Surprisingly, Rick laughed. Not a hearty guffaw by any means, but more than a snigger, which had to mean something. Like he wasn’t totally lost.
“I haven’t thought about that in—”
“Six months?” she questioned.
“Longer.”
He sat back on the bed and Josie couldn’t help but notice that the edge where he’d tucked his towel had begun to loosen. Her heartbeat accelerated. The idea of seducing Rick in order to lure him back to Chicago had come to her as naturally as breathing. The possibility of finally confronting the sexual tension that had first drawn them together made her nipples tight and her inner thighs ache. She’d wanted him for so long—the man he was and the man he’d become, even if she wasn’t entirely certain yet who that man was.
With shaking hands, Josie slid out of her leather jacket, revealing the snug tank tops beneath.
He eyed her suspiciously.
“What are you doing?”
“I’m hot.”
“Then leave,” he said, jerking his head toward the door even as his eyes begged her to stay. Or was that her imagination?
Did it matter?
She smiled. “It’s hotter outside. Unseasonably hot for New York City in February. Or haven’t you left this hotel room lately?”
“I’ve left,” he muttered.
She stretched, lifting her hair off her back, then arching her shoulders so that her breasts curved enticingly. Cheap trick? Oh, yeah. “Really? When? Because in Philadelphia, you didn’t even take a hotel room. You slept in that junker you bought from that all-night car dealer.”
“You were in Philly?”
She stood and, with one quick flick, undid the top button on her low-slung jeans. She would have kicked off her boots, but she had some serious misgivings about the stained carpet.

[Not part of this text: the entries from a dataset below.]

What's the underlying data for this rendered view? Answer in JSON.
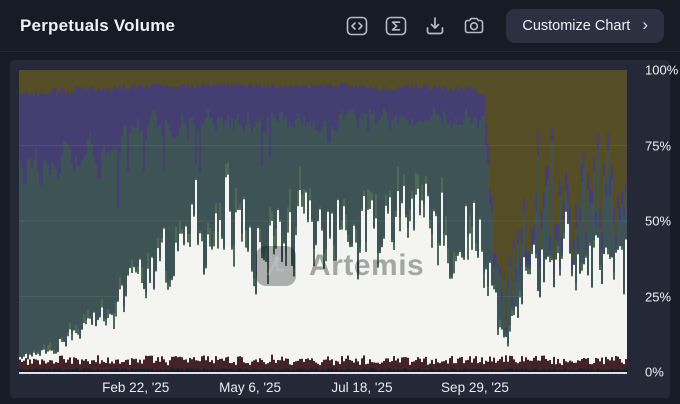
{
  "header": {
    "title": "Perpetuals Volume",
    "toolbar_icons": [
      "code-icon",
      "sigma-icon",
      "download-icon",
      "camera-icon"
    ],
    "customize_button": {
      "label": "Customize Chart",
      "chevron": "›"
    }
  },
  "chart": {
    "watermark": "Artemis",
    "y_axis_labels": [
      "100%",
      "75%",
      "50%",
      "25%",
      "0%"
    ]
  },
  "chart_data": {
    "type": "area",
    "stacked": true,
    "normalized_percent": true,
    "title": "Perpetuals Volume",
    "ylim": [
      0,
      100
    ],
    "grid": "horizontal, faint, at 25/50/75",
    "legend": "none visible; series identified by fill color",
    "y_ticks": [
      {
        "label": "100%",
        "value": 100
      },
      {
        "label": "75%",
        "value": 75
      },
      {
        "label": "50%",
        "value": 50
      },
      {
        "label": "25%",
        "value": 25
      },
      {
        "label": "0%",
        "value": 0
      }
    ],
    "x_ticks": [
      {
        "label": "Feb 22, '25",
        "t": 0.192
      },
      {
        "label": "May 6, '25",
        "t": 0.38
      },
      {
        "label": "Jul 18, '25",
        "t": 0.564
      },
      {
        "label": "Sep 29, '25",
        "t": 0.75
      }
    ],
    "keyframe_t": [
      0,
      0.05,
      0.1,
      0.15,
      0.2,
      0.25,
      0.3,
      0.35,
      0.4,
      0.45,
      0.5,
      0.55,
      0.6,
      0.65,
      0.7,
      0.74,
      0.765,
      0.775,
      0.79,
      0.805,
      0.82,
      0.85,
      0.9,
      0.95,
      1
    ],
    "stack_order_bottom_to_top": [
      "navy",
      "maroon",
      "white",
      "green",
      "teal",
      "purple",
      "olive"
    ],
    "series": [
      {
        "name": "navy",
        "color": "#141d28",
        "values": [
          1,
          1,
          1,
          1,
          1,
          1,
          1,
          1,
          1,
          1,
          1,
          1,
          1,
          1,
          1,
          1,
          1,
          1,
          1,
          1,
          1,
          1,
          1,
          1,
          1
        ]
      },
      {
        "name": "maroon",
        "color": "#44222a",
        "values": [
          3,
          3,
          3,
          3,
          3,
          3,
          3,
          3,
          3,
          3,
          3,
          3,
          3,
          3,
          3,
          3,
          3,
          3,
          3,
          3,
          3,
          3,
          3,
          3,
          3
        ]
      },
      {
        "name": "white",
        "color": "#f4f5f3",
        "values": [
          1,
          3,
          9,
          17,
          24,
          30,
          35,
          45,
          37,
          35,
          39,
          38,
          42,
          39,
          43,
          39,
          39,
          26,
          10,
          7,
          20,
          28,
          31,
          33,
          34
        ]
      },
      {
        "name": "green",
        "color": "#4f6b55",
        "values": [
          0,
          1,
          1,
          2,
          2,
          2,
          3,
          3,
          3,
          3,
          3,
          3,
          3,
          3,
          3,
          3,
          3,
          2,
          1,
          1,
          1,
          1,
          1,
          1,
          1
        ]
      },
      {
        "name": "teal",
        "color": "#3d5356",
        "values": [
          61,
          62,
          60,
          54,
          50,
          46,
          41,
          31,
          39,
          41,
          37,
          39,
          35,
          39,
          34,
          38,
          37,
          28,
          8,
          6,
          16,
          20,
          20,
          17,
          20
        ]
      },
      {
        "name": "purple",
        "color": "#443e72",
        "values": [
          26,
          23,
          20,
          17,
          15,
          13,
          12,
          12,
          12,
          12,
          12,
          11,
          11,
          10,
          10,
          10,
          9,
          5,
          2,
          2,
          4,
          5,
          6,
          5,
          5
        ]
      },
      {
        "name": "olive",
        "color": "#554d26",
        "values": [
          8,
          7,
          6,
          6,
          5,
          5,
          5,
          5,
          5,
          5,
          5,
          5,
          6,
          5,
          6,
          6,
          8,
          35,
          75,
          80,
          55,
          42,
          38,
          40,
          36
        ]
      }
    ],
    "note": "Percent-share keyframes estimated from pixels; t is fraction of x-axis width. Daily jagged texture reproduced with seeded noise."
  },
  "colors": {
    "page_bg": "#171b26",
    "card_bg": "#252937",
    "button_bg": "#2c3040",
    "icon_stroke": "#b7bbc8",
    "axis_text": "#f0f2f6",
    "baseline": "#dde1e8",
    "gridline": "rgba(255,255,255,0.07)"
  }
}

“And in Detroit and in Boston,” she replied.
She walked closer to the window and hoped that her silhouette against the neon slats of the blinds pushed the right button. They’d been apart for so long and even then, she hadn’t known him that well. But if she could just connect with him, get under his skin, she might be able to lure him back to Chicago. To his friends. To his old life. Out of danger from both the supernatural world and his own self-destruction.
Grabbing the hem of her layered tank tops, she lifted them over her head. She was wearing nothing now but a lacy black bra and unfastened jeans with the edges of her panties peeking out from between the teeth of the zipper.
“Don’t do this,” he said, his voice more pleading than commanding.
She slipped her hands between her jeans and her hips, tugging the fabric down a few inches, making sure he had a good look at the black lace she wore underneath. “Don’t do what?”
Though she hardly trusted her normally clumsy self to step forward when her nerves were jangling like wind chimes in a thunderstorm, she made the attempt and succeeded. She was still three feet away from him, but a warring mixture of desire and restraint clouded his eyes. His jaw was set so tight she thought the bone might crack.
“Don’t…” Rick whispered, “try and seduce me.”